Wednesday, July 10, 2013

World Economic Outlook Update (July)

The July WEO update doesn't really say much. Well, on second thought, it doesn't say much that wasn't already known. Perhaps a bit more could have been said on the recent rise in treasury yields and the resulting constraints being faced by EM economies but all in all, the outlook seems muted and there seem to be very few notes of optimism.

A few more points:

- Weakening commodity prices

- Tail-risk mitigation including no more US debt ceiling drama and euro-backstop action on the do-what-it-takes front.

- The forecasts assume that recent volatility and associated rises in yield reflect a sort of one-off repricing of risk due to a protracted EM growth outlook slowdown and taper-talk in the US. This also comes with the warning of additional portfolio shifts and further rises in yields (USTs) that exacerbate capital outflows from EMs and diminish the growth outlook even more.
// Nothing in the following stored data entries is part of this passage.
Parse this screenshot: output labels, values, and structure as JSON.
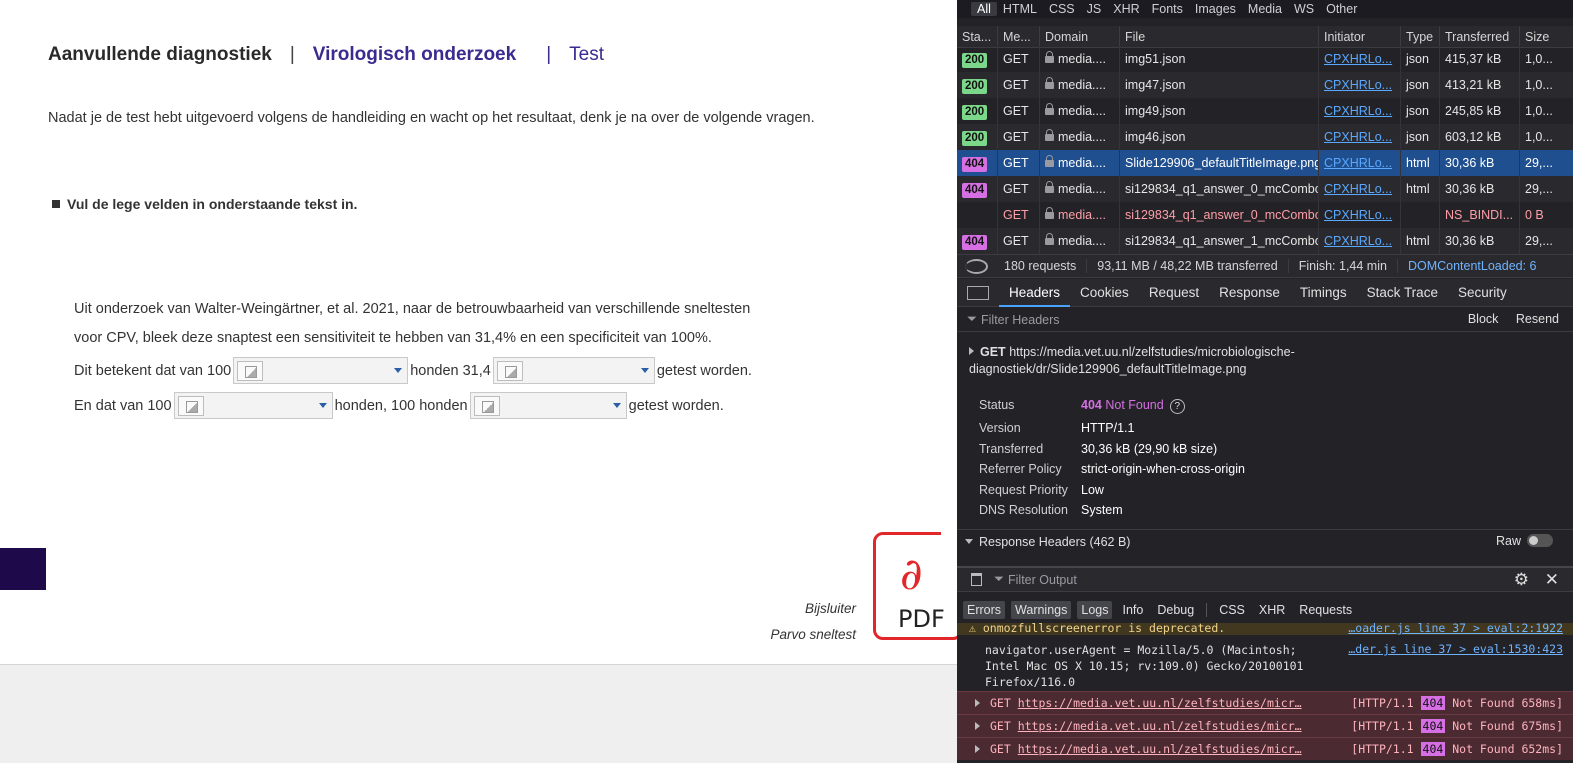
{
  "page": {
    "breadcrumb": [
      "Aanvullende diagnostiek",
      "|",
      "Virologisch onderzoek",
      "|",
      "Test"
    ],
    "intro": "Nadat je de test hebt uitgevoerd volgens de handleiding en wacht op het resultaat, denk je na over de volgende vragen.",
    "task": "Vul de lege velden in onderstaande tekst in.",
    "para_line1": "Uit onderzoek van Walter-Weingärtner, et al. 2021, naar de betrouwbaarheid van verschillende sneltesten",
    "para_line2": "voor CPV, bleek deze snaptest een sensitiviteit te hebben van 31,4% en een specificiteit van 100%.",
    "row1": {
      "a": "Dit betekent dat van 100",
      "b": "honden 31,4",
      "c": "getest worden."
    },
    "row2": {
      "a": "En dat van 100",
      "b": "honden, 100 honden",
      "c": "getest worden."
    },
    "bijsluiter": "Bijsluiter",
    "parvo": "Parvo sneltest",
    "pdf_label": "PDF"
  },
  "devtools": {
    "filter_tabs": [
      "All",
      "HTML",
      "CSS",
      "JS",
      "XHR",
      "Fonts",
      "Images",
      "Media",
      "WS",
      "Other"
    ],
    "columns": [
      "Sta...",
      "Me...",
      "Domain",
      "File",
      "Initiator",
      "Type",
      "Transferred",
      "Size"
    ],
    "rows": [
      {
        "status": "200",
        "method": "GET",
        "domain": "media....",
        "file": "img51.json",
        "initiator": "CPXHRLo...",
        "type": "json",
        "transferred": "415,37 kB",
        "size": "1,0..."
      },
      {
        "status": "200",
        "method": "GET",
        "domain": "media....",
        "file": "img47.json",
        "initiator": "CPXHRLo...",
        "type": "json",
        "transferred": "413,21 kB",
        "size": "1,0..."
      },
      {
        "status": "200",
        "method": "GET",
        "domain": "media....",
        "file": "img49.json",
        "initiator": "CPXHRLo...",
        "type": "json",
        "transferred": "245,85 kB",
        "size": "1,0..."
      },
      {
        "status": "200",
        "method": "GET",
        "domain": "media....",
        "file": "img46.json",
        "initiator": "CPXHRLo...",
        "type": "json",
        "transferred": "603,12 kB",
        "size": "1,0..."
      },
      {
        "status": "404",
        "method": "GET",
        "domain": "media....",
        "file": "Slide129906_defaultTitleImage.png",
        "initiator": "CPXHRLo...",
        "type": "html",
        "transferred": "30,36 kB",
        "size": "29,..."
      },
      {
        "status": "404",
        "method": "GET",
        "domain": "media....",
        "file": "si129834_q1_answer_0_mcCombo",
        "initiator": "CPXHRLo...",
        "type": "html",
        "transferred": "30,36 kB",
        "size": "29,..."
      },
      {
        "status": "",
        "method": "GET",
        "domain": "media....",
        "file": "si129834_q1_answer_0_mcCombo",
        "initiator": "CPXHRLo...",
        "type": "",
        "transferred": "NS_BINDI...",
        "size": "0 B"
      },
      {
        "status": "404",
        "method": "GET",
        "domain": "media....",
        "file": "si129834_q1_answer_1_mcCombo",
        "initiator": "CPXHRLo...",
        "type": "html",
        "transferred": "30,36 kB",
        "size": "29,..."
      }
    ],
    "summary": {
      "requests": "180 requests",
      "transferred": "93,11 MB / 48,22 MB transferred",
      "finish": "Finish: 1,44 min",
      "dom": "DOMContentLoaded: 6"
    },
    "detail_tabs": [
      "Headers",
      "Cookies",
      "Request",
      "Response",
      "Timings",
      "Stack Trace",
      "Security"
    ],
    "filter_headers": "Filter Headers",
    "block": "Block",
    "resend": "Resend",
    "request_method": "GET",
    "request_url": "https://media.vet.uu.nl/zelfstudies/microbiologische-diagnostiek/dr/Slide129906_defaultTitleImage.png",
    "kv": [
      {
        "k": "Status",
        "v": "Not Found",
        "code": "404"
      },
      {
        "k": "Version",
        "v": "HTTP/1.1"
      },
      {
        "k": "Transferred",
        "v": "30,36 kB (29,90 kB size)"
      },
      {
        "k": "Referrer Policy",
        "v": "strict-origin-when-cross-origin"
      },
      {
        "k": "Request Priority",
        "v": "Low"
      },
      {
        "k": "DNS Resolution",
        "v": "System"
      }
    ],
    "response_headers": "Response Headers (462 B)",
    "raw": "Raw",
    "filter_output": "Filter Output",
    "console_tabs": [
      "Errors",
      "Warnings",
      "Logs",
      "Info",
      "Debug",
      "CSS",
      "XHR",
      "Requests"
    ],
    "warn_text": "onmozfullscreenerror is deprecated.",
    "warn_src": "…oader.js line 37 > eval:2:1922",
    "ua_text": "navigator.userAgent = Mozilla/5.0 (Macintosh;\nIntel Mac OS X 10.15; rv:109.0) Gecko/20100101\nFirefox/116.0",
    "ua_src": "…der.js line 37 > eval:1530:423",
    "errors": [
      {
        "method": "GET",
        "url": "https://media.vet.uu.nl/zelfstudies/micr…",
        "proto": "[HTTP/1.1",
        "code": "404",
        "msg": "Not Found 658ms]"
      },
      {
        "method": "GET",
        "url": "https://media.vet.uu.nl/zelfstudies/micr…",
        "proto": "[HTTP/1.1",
        "code": "404",
        "msg": "Not Found 675ms]"
      },
      {
        "method": "GET",
        "url": "https://media.vet.uu.nl/zelfstudies/micr…",
        "proto": "[HTTP/1.1",
        "code": "404",
        "msg": "Not Found 652ms]"
      }
    ],
    "colors": {
      "bg": "#232327",
      "selected": "#1f4f8f",
      "ok": "#7bd88a",
      "notfound": "#d66fe4"
    }
  }
}
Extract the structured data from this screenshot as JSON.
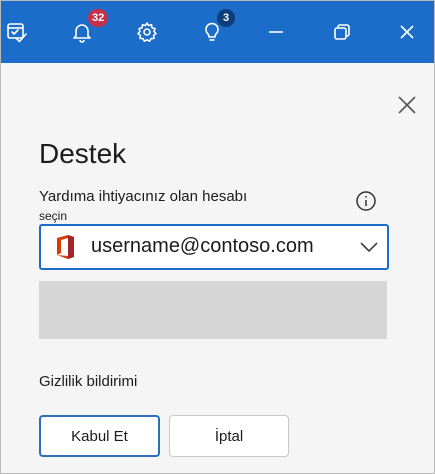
{
  "topbar": {
    "notifications_count": "32",
    "tips_count": "3",
    "colors": {
      "background": "#1c6dc9",
      "badge_red": "#c4314b",
      "badge_navy": "#0f3f7a"
    }
  },
  "panel": {
    "title": "Destek",
    "account_label_line1": "Yardıma ihtiyacınız olan hesabı",
    "account_label_line2": "seçin",
    "selected_account": "username@contoso.com",
    "privacy_label": "Gizlilik bildirimi",
    "accept_label": "Kabul Et",
    "cancel_label": "İptal",
    "accent_color": "#1c6dc9",
    "icons": [
      "calendar-check-icon",
      "bell-icon",
      "gear-icon",
      "lightbulb-icon",
      "minimize-icon",
      "restore-icon",
      "close-icon",
      "info-icon",
      "office-logo-icon",
      "chevron-down-icon"
    ]
  }
}
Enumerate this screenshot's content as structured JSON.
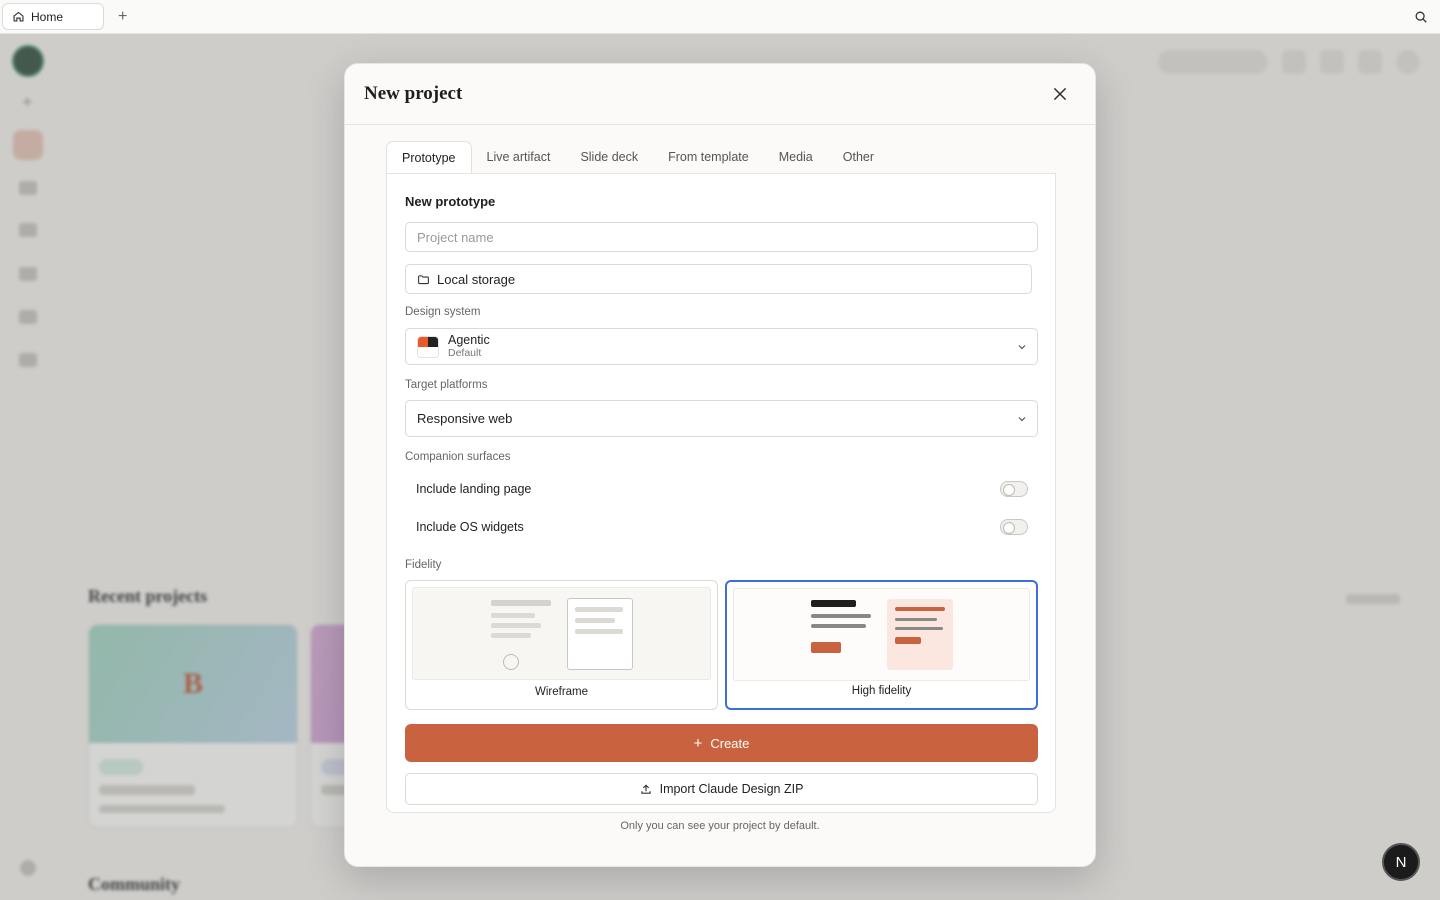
{
  "browser": {
    "tab_label": "Home",
    "new_tab_symbol": "+"
  },
  "background": {
    "recent_title": "Recent projects",
    "community_title": "Community",
    "card_a_letter": "B"
  },
  "modal": {
    "title": "New project",
    "tabs": [
      {
        "label": "Prototype"
      },
      {
        "label": "Live artifact"
      },
      {
        "label": "Slide deck"
      },
      {
        "label": "From template"
      },
      {
        "label": "Media"
      },
      {
        "label": "Other"
      }
    ],
    "section_title": "New prototype",
    "project_name_placeholder": "Project name",
    "storage_label": "Local storage",
    "design_system": {
      "label": "Design system",
      "name": "Agentic",
      "subtitle": "Default"
    },
    "target_platforms": {
      "label": "Target platforms",
      "value": "Responsive web"
    },
    "companion": {
      "label": "Companion surfaces",
      "landing": "Include landing page",
      "widgets": "Include OS widgets"
    },
    "fidelity": {
      "label": "Fidelity",
      "wireframe": "Wireframe",
      "high": "High fidelity"
    },
    "create_label": "Create",
    "import_label": "Import Claude Design ZIP",
    "footnote": "Only you can see your project by default."
  },
  "assistant_badge": "N",
  "colors": {
    "accent": "#c9633f",
    "selected_border": "#3f6fd6"
  }
}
- For advanced economies, the priority remains near-term growth accompanied by credible medium-term fiscal consolidation (yep!). It cites low inflation and sizeable slack while advocating for continued monetary stimulus and mix of regulatory and macroprudential policy. Of course, clear communication continues to be an integral factor in mitigating volatility.

- For the euro-area, another push towards a full(er) banking union and policies to reduce fragmentation, lift demand and reform product and labor markets.

- Lastly, it stresses cyclical vulnerability in EMs - that sudden capital flow reversals have amplified trade-off risks. Lower than expected potential output has lead to higher fiscal constraints and while monetary easing can still function as the first line of defense, real rates are already low enough and outflows putting depreciation pressure on exchange rates are likely to constrain further easing.

- And there's a footnote (almost like a post-script) on sustainable consumption rebalancing for China and investment for Germany.